Title: Barium and sulfuric acid
Post by: AL on October 22, 2010, 12:46:12 PM

Hi,
I am having trouble getting started with this problem. I hope my equation is correct at least. If I have a 20,000 mg/L of barium in solution, what is the amount of sulfuric acid to pull out all the barium as barium sulfate? 

Ba + H₂SO₄ -->  BaSO₄ + 2H

I appreciate any help to get me started.
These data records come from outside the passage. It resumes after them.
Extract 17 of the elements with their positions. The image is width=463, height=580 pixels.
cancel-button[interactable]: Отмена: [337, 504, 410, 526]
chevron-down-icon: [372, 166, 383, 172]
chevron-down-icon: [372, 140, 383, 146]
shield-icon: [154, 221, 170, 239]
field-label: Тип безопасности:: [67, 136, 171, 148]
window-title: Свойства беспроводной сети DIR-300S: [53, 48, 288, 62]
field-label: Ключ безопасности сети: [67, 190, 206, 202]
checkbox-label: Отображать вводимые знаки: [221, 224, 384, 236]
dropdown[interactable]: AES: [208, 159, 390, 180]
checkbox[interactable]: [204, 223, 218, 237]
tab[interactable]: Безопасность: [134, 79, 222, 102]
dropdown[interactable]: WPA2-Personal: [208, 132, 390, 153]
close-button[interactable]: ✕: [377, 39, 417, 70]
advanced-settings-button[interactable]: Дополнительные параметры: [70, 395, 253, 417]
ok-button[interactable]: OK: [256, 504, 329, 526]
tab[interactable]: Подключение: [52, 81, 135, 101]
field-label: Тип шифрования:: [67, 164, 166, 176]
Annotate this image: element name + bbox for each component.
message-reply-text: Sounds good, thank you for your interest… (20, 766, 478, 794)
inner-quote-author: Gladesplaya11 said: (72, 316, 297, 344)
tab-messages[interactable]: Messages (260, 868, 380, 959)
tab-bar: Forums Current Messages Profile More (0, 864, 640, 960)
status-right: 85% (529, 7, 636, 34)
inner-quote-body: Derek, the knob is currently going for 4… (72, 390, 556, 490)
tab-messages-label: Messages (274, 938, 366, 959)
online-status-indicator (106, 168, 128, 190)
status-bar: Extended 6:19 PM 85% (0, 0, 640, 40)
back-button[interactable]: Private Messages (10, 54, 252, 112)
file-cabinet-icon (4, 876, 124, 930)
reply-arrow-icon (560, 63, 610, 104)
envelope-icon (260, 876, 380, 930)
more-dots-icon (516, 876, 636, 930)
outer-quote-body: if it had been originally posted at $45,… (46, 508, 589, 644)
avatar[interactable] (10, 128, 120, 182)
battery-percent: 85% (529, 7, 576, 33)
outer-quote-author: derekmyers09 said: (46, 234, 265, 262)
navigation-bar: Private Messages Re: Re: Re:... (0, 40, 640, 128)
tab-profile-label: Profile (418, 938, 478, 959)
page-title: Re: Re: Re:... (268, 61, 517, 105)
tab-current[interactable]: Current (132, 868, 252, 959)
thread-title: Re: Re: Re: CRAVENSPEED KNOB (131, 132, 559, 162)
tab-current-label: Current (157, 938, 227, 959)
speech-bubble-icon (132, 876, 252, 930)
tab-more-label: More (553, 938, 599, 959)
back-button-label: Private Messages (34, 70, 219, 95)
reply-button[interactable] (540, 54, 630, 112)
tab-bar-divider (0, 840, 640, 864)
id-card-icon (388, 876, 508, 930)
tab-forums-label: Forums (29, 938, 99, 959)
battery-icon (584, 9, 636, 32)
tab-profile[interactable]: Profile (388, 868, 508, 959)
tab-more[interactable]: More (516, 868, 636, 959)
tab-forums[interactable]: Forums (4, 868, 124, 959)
Thank you!

Title: Re: Barium and sulfuric acid
Post by: Borek on October 22, 2010, 01:31:01 PM

Is it present as a metal, not in ionic form?

Not that it changes final result.

Title: Re: Barium and sulfuric acid
Post by: AL on October 22, 2010, 01:45:25 PM

Right, as a metal.

So since 20,000 mg/L Ba²⁺ = 0.1456 mol Ba²⁺ and it reacts in a 1:1 ratio with sulfuric acid, does that mean I would also need 0.1456 mol/L sulfuric acid in order to get all the barium to precipitate as barium sulfate?

Title: Re: Barium and sulfuric acid
Post by: Borek on October 22, 2010, 06:25:16 PM

1:1 stoichiometry, that's right.